Twamley attended Baxter Elementary, graduated from Brainerd High School, and has since lived on three continents and written two books.
“I was working mainly with teachers and teaching them on energy literacy and how to teach kids about energy and was approached with an opportunity with my co-author, a middle school science teacher, to collaborate on a book,” said Twamley.
Her books are geared toward middle-school aged students and put a fun spin on climate change and renewable energy.
“Those are really two important topics for our future. It’s really about creating the next generation, not only of learners but of leaders who can make sure that our planet is green and healthy,” explained Twamley.
“Her books are funny. They take on topics of burps, farts, and greenhouse gasses, so what kid doesn’t love that and love learning about that and talking about that and being allowed to laugh about that,” said Travis Raske, Baxter Elementary Technology Integrationist and Media Specialist.
Every year, the Parent Teacher Organization at Baxter Elementary sponsors an author to come in and speak to the students.
“To see someone who has gone through school, have a career and a job in life that they love and enjoy and that relates to some of the very things that they are doing here everyday,” said Baxter Elementary School Principal Tammy Stellmach.
Twamley talked with the students about renewable energy and also the steps that go into writing a book. After the presentation, the students did an activity where they created their own energy-saving superhero.

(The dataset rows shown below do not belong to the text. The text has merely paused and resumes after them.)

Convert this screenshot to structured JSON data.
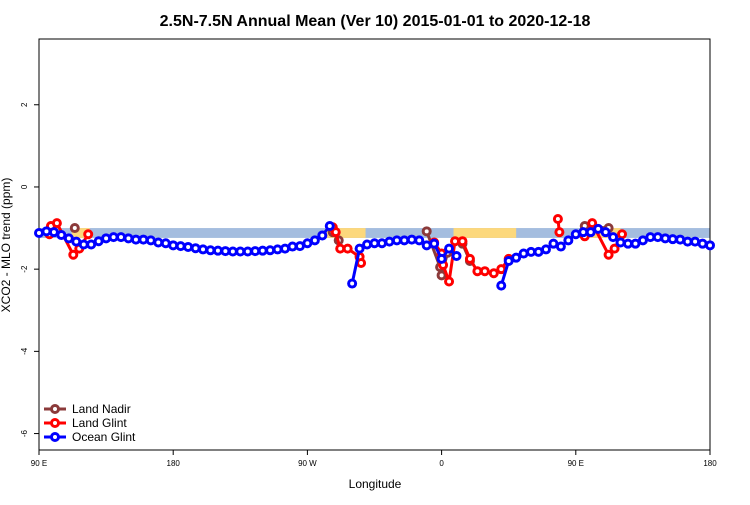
{
  "chart_data": {
    "type": "line",
    "title": "2.5N-7.5N Annual Mean (Ver 10)   2015-01-01 to 2020-12-18",
    "x_label": "Longitude",
    "y_label": "XCO2 - MLO trend (ppm)",
    "xlim": [
      90,
      540
    ],
    "ylim": [
      -6.4,
      3.6
    ],
    "xticks": [
      {
        "value": 90,
        "label": "90 E"
      },
      180,
      {
        "value": 270,
        "label": "90 W"
      },
      {
        "value": 360,
        "label": "0"
      },
      {
        "value": 450,
        "label": "90 E"
      },
      {
        "value": 540,
        "label": "180"
      }
    ],
    "yticks": [
      2,
      0,
      -2,
      -4,
      -6
    ],
    "legend": "bottom-left",
    "surface_band": {
      "ylim": [
        -1.24,
        -1.0
      ],
      "ocean_color": "#a4bddf",
      "land_color": "#fcd87c",
      "land": [
        [
          112,
          124
        ],
        [
          282,
          309
        ],
        [
          368,
          410
        ],
        [
          458,
          480
        ]
      ]
    },
    "series": [
      {
        "name": "Land Nadir",
        "color": "#8b3a3a",
        "x": [
          114,
          200,
          287,
          291,
          330,
          350,
          359,
          360,
          364,
          368,
          374,
          379,
          420,
          456,
          472
        ],
        "values": [
          -1.0,
          null,
          -1.1,
          -1.3,
          null,
          -1.08,
          -1.95,
          -2.15,
          -1.6,
          null,
          -1.38,
          -1.8,
          null,
          -0.95,
          -1.0
        ]
      },
      {
        "name": "Land Glint",
        "color": "#ff0000",
        "x": [
          97,
          98,
          102,
          113,
          117,
          123,
          200,
          287,
          289,
          292,
          297,
          305,
          306,
          330,
          355,
          360,
          361,
          365,
          369,
          374,
          379,
          384,
          389,
          395,
          400,
          405,
          420,
          438,
          439,
          445,
          456,
          461,
          472,
          476,
          481
        ],
        "values": [
          -1.15,
          -0.95,
          -0.88,
          -1.65,
          -1.5,
          -1.15,
          null,
          -0.98,
          -1.1,
          -1.5,
          -1.5,
          -1.7,
          -1.85,
          null,
          -1.35,
          -1.62,
          -1.9,
          -2.3,
          -1.32,
          -1.32,
          -1.75,
          -2.05,
          -2.05,
          -2.1,
          -2.0,
          -1.75,
          null,
          -0.78,
          -1.1,
          null,
          -1.2,
          -0.88,
          -1.65,
          -1.5,
          -1.15
        ]
      },
      {
        "name": "Ocean Glint",
        "color": "#0000ff",
        "x": [
          90,
          95,
          100,
          105,
          110,
          115,
          120,
          125,
          130,
          135,
          140,
          145,
          150,
          155,
          160,
          165,
          170,
          175,
          180,
          185,
          190,
          195,
          200,
          205,
          210,
          215,
          220,
          225,
          230,
          235,
          240,
          245,
          250,
          255,
          260,
          265,
          270,
          275,
          280,
          285,
          290,
          295,
          300,
          305,
          310,
          315,
          320,
          325,
          330,
          335,
          340,
          345,
          350,
          355,
          360,
          365,
          370,
          375,
          380,
          385,
          390,
          395,
          400,
          405,
          410,
          415,
          420,
          425,
          430,
          435,
          440,
          445,
          450,
          455,
          460,
          465,
          470,
          475,
          480,
          485,
          490,
          495,
          500,
          505,
          510,
          515,
          520,
          525,
          530,
          535,
          540
        ],
        "values": [
          -1.12,
          -1.08,
          -1.1,
          -1.17,
          -1.25,
          -1.33,
          -1.4,
          -1.4,
          -1.32,
          -1.25,
          -1.22,
          -1.22,
          -1.25,
          -1.28,
          -1.28,
          -1.3,
          -1.35,
          -1.37,
          -1.42,
          -1.44,
          -1.46,
          -1.49,
          -1.52,
          -1.54,
          -1.55,
          -1.56,
          -1.57,
          -1.57,
          -1.57,
          -1.56,
          -1.55,
          -1.54,
          -1.52,
          -1.5,
          -1.45,
          -1.44,
          -1.37,
          -1.3,
          -1.18,
          -0.95,
          null,
          null,
          -2.35,
          -1.5,
          -1.4,
          -1.37,
          -1.37,
          -1.33,
          -1.3,
          -1.3,
          -1.28,
          -1.3,
          -1.42,
          -1.38,
          -1.75,
          -1.5,
          -1.68,
          null,
          null,
          null,
          null,
          null,
          -2.4,
          -1.8,
          -1.72,
          -1.62,
          -1.58,
          -1.58,
          -1.52,
          -1.38,
          -1.45,
          -1.3,
          -1.15,
          -1.1,
          -1.1,
          -1.02,
          -1.1,
          -1.22,
          -1.35,
          -1.38,
          -1.38,
          -1.3,
          -1.22,
          -1.22,
          -1.25,
          -1.27,
          -1.28,
          -1.33,
          -1.33,
          -1.38,
          -1.42
        ]
      }
    ]
  }
}
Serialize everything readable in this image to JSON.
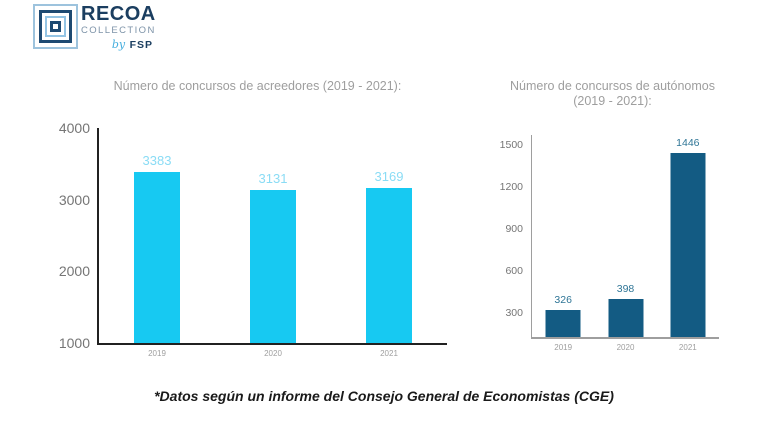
{
  "page": {
    "background": "#ffffff"
  },
  "logo": {
    "title": "RECOA",
    "subtitle": "COLLECTION",
    "by_script": "by",
    "brand": "FSP",
    "colors": {
      "navy": "#1d4a72",
      "light_blue": "#9dc3dd",
      "title_navy": "#1b3e60",
      "subtitle_gray_blue": "#7d93a8",
      "script_blue": "#45aede"
    }
  },
  "chart_data": [
    {
      "type": "bar",
      "title": "Número de concursos de acreedores (2019 - 2021):",
      "categories": [
        "2019",
        "2020",
        "2021"
      ],
      "values": [
        3383,
        3131,
        3169
      ],
      "ylim": [
        1000,
        4000
      ],
      "yticks": [
        4000,
        3000,
        2000,
        1000
      ],
      "xlabel": "",
      "ylabel": "",
      "grid": false,
      "legend": "none",
      "bar_color": "#17c9f2",
      "value_label_color": "#8adcf5",
      "axis_color": "#212121",
      "tick_label_color": "#757575"
    },
    {
      "type": "bar",
      "title": "Número de concursos de autónomos (2019 - 2021):",
      "categories": [
        "2019",
        "2020",
        "2021"
      ],
      "values": [
        326,
        398,
        1446
      ],
      "ylim": [
        130,
        1573
      ],
      "yticks": [
        1500,
        1200,
        900,
        600,
        300
      ],
      "xlabel": "",
      "ylabel": "",
      "grid": false,
      "legend": "none",
      "bar_color": "#135b83",
      "value_label_color": "#2e7596",
      "axis_color": "#9e9e9e",
      "tick_label_color": "#757575"
    }
  ],
  "footer": {
    "note": "*Datos según un informe del Consejo General de Economistas (CGE)"
  }
}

“They were thinking about how somebody could save energy, what energy is worth saving, and how a superhero could help do that,” explained Twamley.
For the staff at Baxter Elementary, in addition to learning to take care of the environment, it is important to show the students where their future careers could take them.
“We read books and we see pictures and we don’t realize that there’s actually a person that’s writing those words. That’s their ideas. We’re now reading somebody else’s ideas and those people could be in our community. We don’t have to be from a far away place or a big city,” said Raske. “They can come right from our little Baxter Elementary School.”
Twamley also visited Lowell Elementary, and by the end of her stay will have spoken with around a thousand students in the Brainerd School District.